Not much about “iPads” or “Learning” at yesterday’s “Workshop”

Yesterday afternoon, I went to an event sponsored by Apple Education Seminar thing featuring Apple-sponsored speakers and employees that was called an “iPad Learning Workshop.” I’m going to emphasize the positive aspects of it over on my slowly growing academiciPad site, but frankly, I thought it was pretty awful.

It began with an Apple-employed speaker/PR/marketing wonk whose talk was stuff anyone who had heard of the iPad would have been able to figure out and that was about it.  “You can install apps!  You can check your email!  You can watch movies!”  This and she showed not one but two short videos/commercials that were essentially animated text with Apple-like piano music and a few pictures of iPads.  At some point, someone interrupted and asked what I think is a completely reasonable question: given that our students are coming to classes with laptops, what’s the point of an iPad? What is unique about the iPad? And you know what? She didn’t really have an answer to this question.

Really. Really?

This was followed by one of Apple’s teaching experts.  He had some interesting things to say, but it was all about secondary school, not the target audience for this group even if most of the people there were in the College of Education.  Most of what he had to talk about had nothing to do with iPads in particular but more about technology in secondary schools– and specifically, this guy talked about private and religious secondary school he works at in Holland, Michigan, a school which, judging from the pictures, is a completely different world from any public school in the area, not to mention EMU.

It was really striking.  I left that thing thinking a) maybe there is an audience for my month (maybe longer) web site experiment about iPads, and b) I ought to try to go into the educational technology consulting business.

But the other take-away was about universal access.  To the extent that the Apple marketer had anything interesting to say about iPads in teaching, it all assumed that students had these devices in their hands.  The guy from the private school in Holland talked about the enormous initiative at his school to get laptops into the hands of all students and staff and to even remodel/rebuild the school building to provide spaces for folks to collaborate together with those laptops.

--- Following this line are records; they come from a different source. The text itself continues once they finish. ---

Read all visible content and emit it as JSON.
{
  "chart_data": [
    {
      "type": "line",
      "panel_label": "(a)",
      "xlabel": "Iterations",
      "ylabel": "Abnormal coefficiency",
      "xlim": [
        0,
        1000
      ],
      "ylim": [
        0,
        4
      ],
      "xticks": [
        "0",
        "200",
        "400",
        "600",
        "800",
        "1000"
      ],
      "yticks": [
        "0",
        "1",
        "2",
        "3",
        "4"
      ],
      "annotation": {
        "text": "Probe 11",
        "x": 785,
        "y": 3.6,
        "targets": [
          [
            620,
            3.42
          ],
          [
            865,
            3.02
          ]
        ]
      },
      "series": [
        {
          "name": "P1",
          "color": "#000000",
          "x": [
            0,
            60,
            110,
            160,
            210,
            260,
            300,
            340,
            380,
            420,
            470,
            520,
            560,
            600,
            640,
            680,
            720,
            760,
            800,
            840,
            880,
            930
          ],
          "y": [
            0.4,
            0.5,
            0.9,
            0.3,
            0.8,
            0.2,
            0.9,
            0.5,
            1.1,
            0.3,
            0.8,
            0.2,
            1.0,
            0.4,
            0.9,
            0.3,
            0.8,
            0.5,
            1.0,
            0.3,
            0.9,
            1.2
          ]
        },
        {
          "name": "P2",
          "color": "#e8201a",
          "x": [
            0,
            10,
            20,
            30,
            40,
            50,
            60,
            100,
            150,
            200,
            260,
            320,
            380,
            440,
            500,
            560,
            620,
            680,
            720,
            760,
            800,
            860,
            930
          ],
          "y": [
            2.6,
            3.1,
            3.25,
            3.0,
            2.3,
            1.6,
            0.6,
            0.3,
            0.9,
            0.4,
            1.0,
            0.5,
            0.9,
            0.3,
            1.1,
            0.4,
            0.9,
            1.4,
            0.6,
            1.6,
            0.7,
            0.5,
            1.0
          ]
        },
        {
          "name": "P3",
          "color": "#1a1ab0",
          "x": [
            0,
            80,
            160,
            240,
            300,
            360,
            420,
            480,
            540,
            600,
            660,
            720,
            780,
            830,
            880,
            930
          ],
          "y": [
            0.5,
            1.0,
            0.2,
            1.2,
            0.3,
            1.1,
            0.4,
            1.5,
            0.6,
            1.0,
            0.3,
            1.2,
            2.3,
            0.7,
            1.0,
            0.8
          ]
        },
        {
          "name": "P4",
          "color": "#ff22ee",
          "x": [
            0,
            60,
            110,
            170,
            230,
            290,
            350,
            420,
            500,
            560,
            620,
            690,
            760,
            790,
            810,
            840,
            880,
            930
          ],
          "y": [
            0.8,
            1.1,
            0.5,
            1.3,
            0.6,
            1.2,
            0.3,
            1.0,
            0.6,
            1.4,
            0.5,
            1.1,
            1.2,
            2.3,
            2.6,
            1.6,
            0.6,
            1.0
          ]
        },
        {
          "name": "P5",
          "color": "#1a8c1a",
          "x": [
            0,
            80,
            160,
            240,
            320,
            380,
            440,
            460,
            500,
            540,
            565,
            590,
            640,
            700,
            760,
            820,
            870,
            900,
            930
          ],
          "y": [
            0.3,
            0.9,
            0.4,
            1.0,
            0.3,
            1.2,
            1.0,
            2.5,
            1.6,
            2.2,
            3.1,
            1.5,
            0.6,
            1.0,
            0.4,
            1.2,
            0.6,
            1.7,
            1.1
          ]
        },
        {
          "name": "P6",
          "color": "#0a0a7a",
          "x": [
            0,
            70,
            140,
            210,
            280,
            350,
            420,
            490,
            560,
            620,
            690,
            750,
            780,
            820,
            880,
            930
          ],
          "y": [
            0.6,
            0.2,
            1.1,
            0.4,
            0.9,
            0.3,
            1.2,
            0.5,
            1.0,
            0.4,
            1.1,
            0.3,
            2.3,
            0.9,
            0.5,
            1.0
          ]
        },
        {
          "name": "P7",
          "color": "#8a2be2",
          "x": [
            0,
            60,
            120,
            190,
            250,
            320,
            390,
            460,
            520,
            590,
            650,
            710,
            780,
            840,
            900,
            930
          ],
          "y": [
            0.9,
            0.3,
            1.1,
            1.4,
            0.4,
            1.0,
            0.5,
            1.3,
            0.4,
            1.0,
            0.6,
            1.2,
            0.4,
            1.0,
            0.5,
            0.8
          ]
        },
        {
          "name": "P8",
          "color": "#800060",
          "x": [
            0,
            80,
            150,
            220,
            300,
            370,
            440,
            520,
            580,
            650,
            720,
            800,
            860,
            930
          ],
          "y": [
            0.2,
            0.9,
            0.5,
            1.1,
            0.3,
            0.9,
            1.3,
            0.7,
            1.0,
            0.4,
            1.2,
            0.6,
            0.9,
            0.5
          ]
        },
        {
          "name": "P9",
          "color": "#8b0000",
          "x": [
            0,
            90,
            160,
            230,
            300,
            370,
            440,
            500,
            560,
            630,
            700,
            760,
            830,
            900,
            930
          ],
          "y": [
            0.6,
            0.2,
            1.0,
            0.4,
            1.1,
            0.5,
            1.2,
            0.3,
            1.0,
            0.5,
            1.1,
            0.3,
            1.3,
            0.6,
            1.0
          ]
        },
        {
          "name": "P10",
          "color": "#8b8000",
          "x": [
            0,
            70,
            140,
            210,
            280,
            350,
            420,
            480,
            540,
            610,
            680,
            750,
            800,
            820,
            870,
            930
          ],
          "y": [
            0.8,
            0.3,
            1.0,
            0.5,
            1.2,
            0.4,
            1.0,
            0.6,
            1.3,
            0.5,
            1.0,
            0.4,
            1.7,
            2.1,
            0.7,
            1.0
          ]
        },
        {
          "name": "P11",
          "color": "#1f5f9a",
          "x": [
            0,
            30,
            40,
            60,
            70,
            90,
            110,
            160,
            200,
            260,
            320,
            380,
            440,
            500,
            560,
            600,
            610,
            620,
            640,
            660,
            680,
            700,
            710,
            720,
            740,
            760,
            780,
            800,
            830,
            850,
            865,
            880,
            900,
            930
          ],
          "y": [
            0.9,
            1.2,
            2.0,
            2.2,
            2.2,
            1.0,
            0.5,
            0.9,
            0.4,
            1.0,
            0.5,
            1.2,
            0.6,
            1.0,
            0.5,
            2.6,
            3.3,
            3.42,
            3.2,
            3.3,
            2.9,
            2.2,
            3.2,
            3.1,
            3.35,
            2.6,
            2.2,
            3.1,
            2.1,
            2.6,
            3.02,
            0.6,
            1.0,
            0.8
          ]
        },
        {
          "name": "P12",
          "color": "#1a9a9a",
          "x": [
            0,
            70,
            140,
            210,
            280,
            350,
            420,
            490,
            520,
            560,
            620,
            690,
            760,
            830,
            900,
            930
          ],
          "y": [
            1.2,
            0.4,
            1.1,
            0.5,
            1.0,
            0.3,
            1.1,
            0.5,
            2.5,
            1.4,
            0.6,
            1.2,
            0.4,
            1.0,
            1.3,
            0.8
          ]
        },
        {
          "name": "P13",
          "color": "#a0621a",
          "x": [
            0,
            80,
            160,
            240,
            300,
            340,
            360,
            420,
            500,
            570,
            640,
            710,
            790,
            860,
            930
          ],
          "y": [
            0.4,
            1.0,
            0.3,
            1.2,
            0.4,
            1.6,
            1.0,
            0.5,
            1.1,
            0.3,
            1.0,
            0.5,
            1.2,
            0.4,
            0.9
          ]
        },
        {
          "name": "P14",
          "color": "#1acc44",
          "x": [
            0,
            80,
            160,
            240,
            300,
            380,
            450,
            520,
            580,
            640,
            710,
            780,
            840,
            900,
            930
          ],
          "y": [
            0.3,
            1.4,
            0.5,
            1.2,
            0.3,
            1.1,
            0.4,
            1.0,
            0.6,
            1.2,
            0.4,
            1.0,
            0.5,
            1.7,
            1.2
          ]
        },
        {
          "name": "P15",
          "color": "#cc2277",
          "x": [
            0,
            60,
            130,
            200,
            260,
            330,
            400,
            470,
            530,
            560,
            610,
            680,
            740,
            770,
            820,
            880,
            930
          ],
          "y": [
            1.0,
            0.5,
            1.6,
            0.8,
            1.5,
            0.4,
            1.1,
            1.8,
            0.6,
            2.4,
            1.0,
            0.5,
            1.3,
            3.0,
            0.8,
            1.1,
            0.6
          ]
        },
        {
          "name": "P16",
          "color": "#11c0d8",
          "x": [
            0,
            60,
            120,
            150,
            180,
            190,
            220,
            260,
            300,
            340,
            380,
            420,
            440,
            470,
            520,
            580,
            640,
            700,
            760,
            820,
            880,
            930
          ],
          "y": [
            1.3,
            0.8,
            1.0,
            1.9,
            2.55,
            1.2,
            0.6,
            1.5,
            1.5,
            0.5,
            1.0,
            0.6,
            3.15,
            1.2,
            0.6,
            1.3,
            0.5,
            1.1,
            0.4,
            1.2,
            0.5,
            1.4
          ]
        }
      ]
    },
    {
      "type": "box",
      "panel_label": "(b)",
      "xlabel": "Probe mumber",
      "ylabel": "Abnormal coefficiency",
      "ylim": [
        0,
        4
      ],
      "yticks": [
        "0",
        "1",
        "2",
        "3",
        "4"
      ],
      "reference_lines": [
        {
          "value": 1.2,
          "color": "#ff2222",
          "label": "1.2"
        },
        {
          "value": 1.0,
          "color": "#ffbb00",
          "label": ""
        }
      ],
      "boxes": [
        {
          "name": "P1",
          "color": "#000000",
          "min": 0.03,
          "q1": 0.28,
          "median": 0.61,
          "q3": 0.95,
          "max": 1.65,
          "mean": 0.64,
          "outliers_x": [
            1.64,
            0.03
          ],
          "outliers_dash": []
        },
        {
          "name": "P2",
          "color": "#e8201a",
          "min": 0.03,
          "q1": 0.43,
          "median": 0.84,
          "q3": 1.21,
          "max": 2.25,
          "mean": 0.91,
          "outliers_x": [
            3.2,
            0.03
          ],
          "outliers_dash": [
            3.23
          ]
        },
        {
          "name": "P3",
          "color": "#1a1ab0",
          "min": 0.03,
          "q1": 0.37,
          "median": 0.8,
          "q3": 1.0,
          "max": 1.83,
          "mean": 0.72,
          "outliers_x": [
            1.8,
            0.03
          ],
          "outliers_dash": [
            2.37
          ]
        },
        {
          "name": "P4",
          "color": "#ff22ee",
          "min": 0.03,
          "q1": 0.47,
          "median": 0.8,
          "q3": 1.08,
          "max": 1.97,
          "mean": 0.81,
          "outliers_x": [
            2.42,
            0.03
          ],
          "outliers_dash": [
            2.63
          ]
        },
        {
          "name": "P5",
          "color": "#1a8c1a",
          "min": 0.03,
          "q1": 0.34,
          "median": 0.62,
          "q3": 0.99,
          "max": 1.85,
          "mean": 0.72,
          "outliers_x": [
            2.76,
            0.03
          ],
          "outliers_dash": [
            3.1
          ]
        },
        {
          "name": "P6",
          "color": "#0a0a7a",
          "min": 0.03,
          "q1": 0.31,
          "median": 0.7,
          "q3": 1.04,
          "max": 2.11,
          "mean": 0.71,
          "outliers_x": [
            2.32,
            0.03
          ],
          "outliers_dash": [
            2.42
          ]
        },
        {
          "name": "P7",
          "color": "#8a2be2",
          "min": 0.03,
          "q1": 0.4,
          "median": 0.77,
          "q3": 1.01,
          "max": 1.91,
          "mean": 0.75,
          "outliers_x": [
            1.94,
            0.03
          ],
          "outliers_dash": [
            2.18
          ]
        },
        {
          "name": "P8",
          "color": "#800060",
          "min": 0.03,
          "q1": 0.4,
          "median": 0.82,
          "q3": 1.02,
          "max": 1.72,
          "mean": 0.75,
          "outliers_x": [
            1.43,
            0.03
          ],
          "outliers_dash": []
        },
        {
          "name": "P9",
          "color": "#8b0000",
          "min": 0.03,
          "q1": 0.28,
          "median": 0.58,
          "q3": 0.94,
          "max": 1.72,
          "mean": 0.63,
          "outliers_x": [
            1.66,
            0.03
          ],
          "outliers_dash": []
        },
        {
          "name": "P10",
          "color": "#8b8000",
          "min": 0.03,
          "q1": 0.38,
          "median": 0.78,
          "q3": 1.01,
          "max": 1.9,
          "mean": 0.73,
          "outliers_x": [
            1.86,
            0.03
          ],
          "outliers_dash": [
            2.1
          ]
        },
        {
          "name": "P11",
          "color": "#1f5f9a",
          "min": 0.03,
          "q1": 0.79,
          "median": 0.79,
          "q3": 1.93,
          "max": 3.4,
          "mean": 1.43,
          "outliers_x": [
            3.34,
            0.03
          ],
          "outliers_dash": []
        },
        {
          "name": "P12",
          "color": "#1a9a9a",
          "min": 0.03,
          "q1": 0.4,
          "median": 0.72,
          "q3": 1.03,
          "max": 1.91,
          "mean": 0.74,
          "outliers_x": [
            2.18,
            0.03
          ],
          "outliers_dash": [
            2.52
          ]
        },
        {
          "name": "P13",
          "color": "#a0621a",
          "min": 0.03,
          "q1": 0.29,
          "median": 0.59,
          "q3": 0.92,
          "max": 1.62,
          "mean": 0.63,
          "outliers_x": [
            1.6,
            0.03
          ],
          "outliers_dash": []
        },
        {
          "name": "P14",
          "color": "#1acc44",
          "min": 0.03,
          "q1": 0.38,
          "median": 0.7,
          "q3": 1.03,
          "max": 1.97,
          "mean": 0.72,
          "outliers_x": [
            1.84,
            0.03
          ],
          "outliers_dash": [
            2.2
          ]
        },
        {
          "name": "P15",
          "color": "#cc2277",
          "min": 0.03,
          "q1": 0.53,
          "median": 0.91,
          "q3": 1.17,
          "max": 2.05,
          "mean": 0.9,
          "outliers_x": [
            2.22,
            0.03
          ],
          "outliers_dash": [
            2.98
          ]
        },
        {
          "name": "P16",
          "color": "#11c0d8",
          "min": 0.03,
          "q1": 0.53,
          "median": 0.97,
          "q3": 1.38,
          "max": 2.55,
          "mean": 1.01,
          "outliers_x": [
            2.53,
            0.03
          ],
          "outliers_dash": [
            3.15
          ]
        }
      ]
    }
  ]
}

So it seems to me that the iPad initiative that I’m a part of this year is completely backwards in that we shouldn’t be giving these things to a few select faculty, but rather, we should be finding a way to get these things into the hands of as many students as possible.  And I am reminded once again that the smartest thing that EMU could do is to push into the late 20th century and require all students to have a laptop computer that meets certain basic benchmarks in terms of processing, software, etc.